From the SIMAP Website:

What is SIMAP?
SIMAP is a database of protein similarities and protein domains. It contains about all currently published protein sequences and is continuously updated. Protein similarities are computed using the FASTA algorithm which provides optimal speed and sensitivity. Protein domains are calculated using the InterPro methods and databases. SIMAP is to our knowledge the only project that combines comprehensive coverage with respect to all known proteins and incremental update capabilities.

What is SIMAP used for?
Because of the huge amount of known protein sequences in public databases it became clear that most of them will not be experimentally characterized in the near future. Nevertheless, proteins that have evolved from a common ancestor often share same functions (so-called orthologs). So it is possible to infer the function of a non-characterized protein from an ortholog with known function. A well-known example are the investigations about mouse genes and proteins. Their results are also beeing true for orthologous human genes and proteins in many cases. Protein similarities provide information about relations between proteins and are necessary for the prediction of orthologs.

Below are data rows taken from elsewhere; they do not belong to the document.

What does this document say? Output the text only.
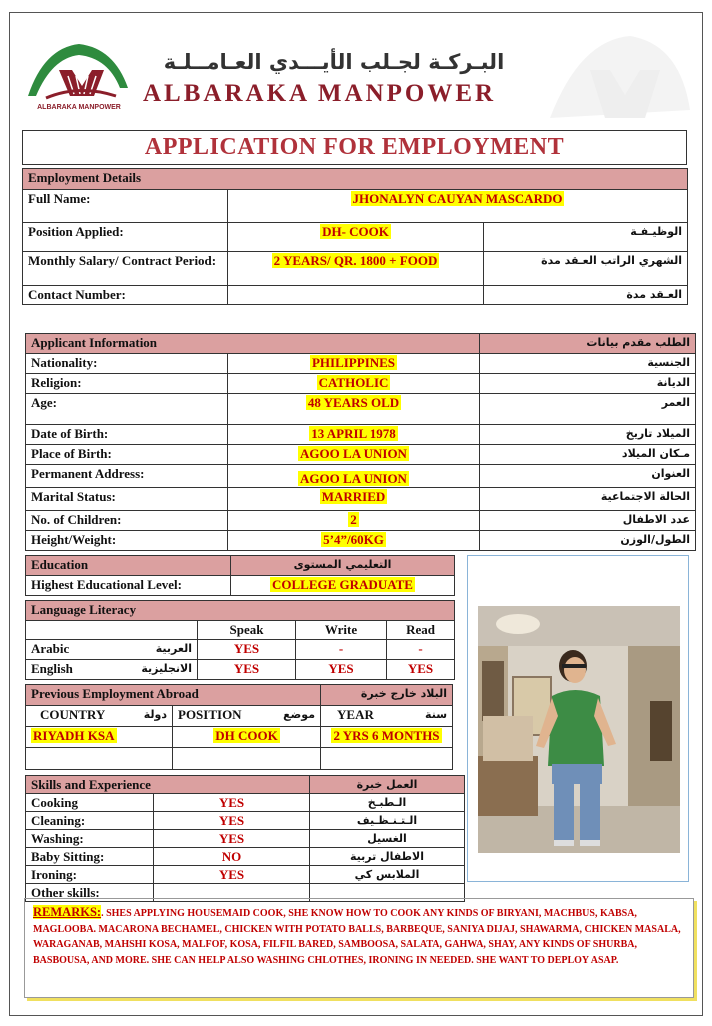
ALBARAKA MANPOWER
البـركـة لجـلب الأيـــدي العـامــلـة
ALBARAKA MANPOWER
APPLICATION FOR EMPLOYMENT
Employment Details		
Full Name:	JHONALYN CAUYAN MASCARDO	
Position Applied:	DH- COOK	الوظيـفـة
Monthly Salary/ Contract Period:	2 YEARS/ QR. 1800 + FOOD	الشهري الراتب العـقد مدة
Contact Number:		العـقد مدة
Applicant Information		الطلب مقدم بيانات
Nationality:	PHILIPPINES	الجنسية
Religion:	CATHOLIC	الديانة
Age:	48 YEARS OLD	العمر
Date of Birth:	13 APRIL 1978	الميلاد تاريخ
Place of Birth:	AGOO LA UNION	مـكان الميلاد
Permanent Address:	AGOO LA UNION	العنوان
Marital Status:	MARRIED	الحالة الاجتماعية
No. of Children:	2	عدد الاطفال
Height/Weight:	5’4”/60KG	الطول/الوزن
Education	التعليمي المستوى
Highest Educational Level:	COLLEGE GRADUATE
Language Literacy			
	Speak	Write	Read
Arabic العربية	YES	-	-
English الانجليزية	YES	YES	YES
Previous Employment Abroad		البلاد خارج خبرة
COUNTRY دولة	POSITION موضع	YEAR سنة

RIYADH KSA	DH COOK	2 YRS 6 MONTHS

Skills and Experience		العمل خبرة
Cooking	YES	الـطبـخ
Cleaning:	YES	الـتـنـظـيف
Washing:	YES	الغسيل
Baby Sitting:	NO	الاطفال تربية
Ironing:	YES	الملابس كي
Other skills:		
REMARKS:. SHES APPLYING HOUSEMAID COOK, SHE KNOW HOW TO COOK ANY KINDS OF BIRYANI, MACHBUS, KABSA, MAGLOOBA. MACARONA BECHAMEL, CHICKEN WITH POTATO BALLS, BARBEQUE, SANIYA DIJAJ, SHAWARMA, CHICKEN MASALA, WARAGANAB, MAHSHI KOSA, MALFOF, KOSA, FILFIL BARED, SAMBOOSA, SALATA, GAHWA, SHAY, ANY KINDS OF SHURBA, BASBOUSA, AND MORE. SHE CAN HELP ALSO WASHING CHLOTHES, IRONING IN NEEDED. SHE WANT TO DEPLOY ASAP.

Protein domains (often called function domains) are the structural building blocks of proteins. They are responsible for the activities of a certain protein, e.g. binding of small molecules, catalytic reactions or binding other proteins in large complexes. The knowledge about protein domains is stored in huge repositories like the InterPro databases. The prediction of domains in newly sequenced proteins is based on those database and provides a fully-automatic functional annotation of these proteins. Therefore we calculate protein domains for all proteins in SIMAP, thus providing the largest system for protein function prediction worldwide.

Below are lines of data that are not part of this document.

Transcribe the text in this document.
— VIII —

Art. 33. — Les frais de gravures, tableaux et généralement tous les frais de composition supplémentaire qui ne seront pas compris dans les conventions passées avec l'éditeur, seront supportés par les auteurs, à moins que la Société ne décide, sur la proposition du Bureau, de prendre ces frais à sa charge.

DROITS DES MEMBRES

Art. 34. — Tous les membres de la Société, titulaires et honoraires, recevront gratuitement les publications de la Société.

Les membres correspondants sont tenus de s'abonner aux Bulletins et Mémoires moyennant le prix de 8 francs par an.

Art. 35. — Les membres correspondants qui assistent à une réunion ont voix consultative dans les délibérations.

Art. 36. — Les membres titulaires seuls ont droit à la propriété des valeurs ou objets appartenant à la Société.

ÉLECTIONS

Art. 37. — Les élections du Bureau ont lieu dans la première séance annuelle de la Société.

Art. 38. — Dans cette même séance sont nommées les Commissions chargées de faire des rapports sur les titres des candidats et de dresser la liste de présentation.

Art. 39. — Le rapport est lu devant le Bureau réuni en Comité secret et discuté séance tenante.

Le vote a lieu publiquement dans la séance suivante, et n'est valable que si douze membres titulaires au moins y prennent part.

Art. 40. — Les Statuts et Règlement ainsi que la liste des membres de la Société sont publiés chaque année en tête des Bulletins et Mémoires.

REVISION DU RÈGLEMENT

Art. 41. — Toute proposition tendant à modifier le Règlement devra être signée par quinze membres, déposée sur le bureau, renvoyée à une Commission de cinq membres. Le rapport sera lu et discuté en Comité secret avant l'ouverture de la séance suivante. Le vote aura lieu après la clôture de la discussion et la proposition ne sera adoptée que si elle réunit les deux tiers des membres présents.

There are many more bioinformatics methods that rely on protein similarity and domains. Our protein similarity database provides pre-computed similarity and domain data and represents the known protein space. This opens completely new perspectives compared to the commonly used method to repeatedly re-calculate such kind of data. SIMAP is regularly updated. The similarity matrix is simply beeing incrementally extended if new sequences occur. The use of SIMAP is completely free for education and public research.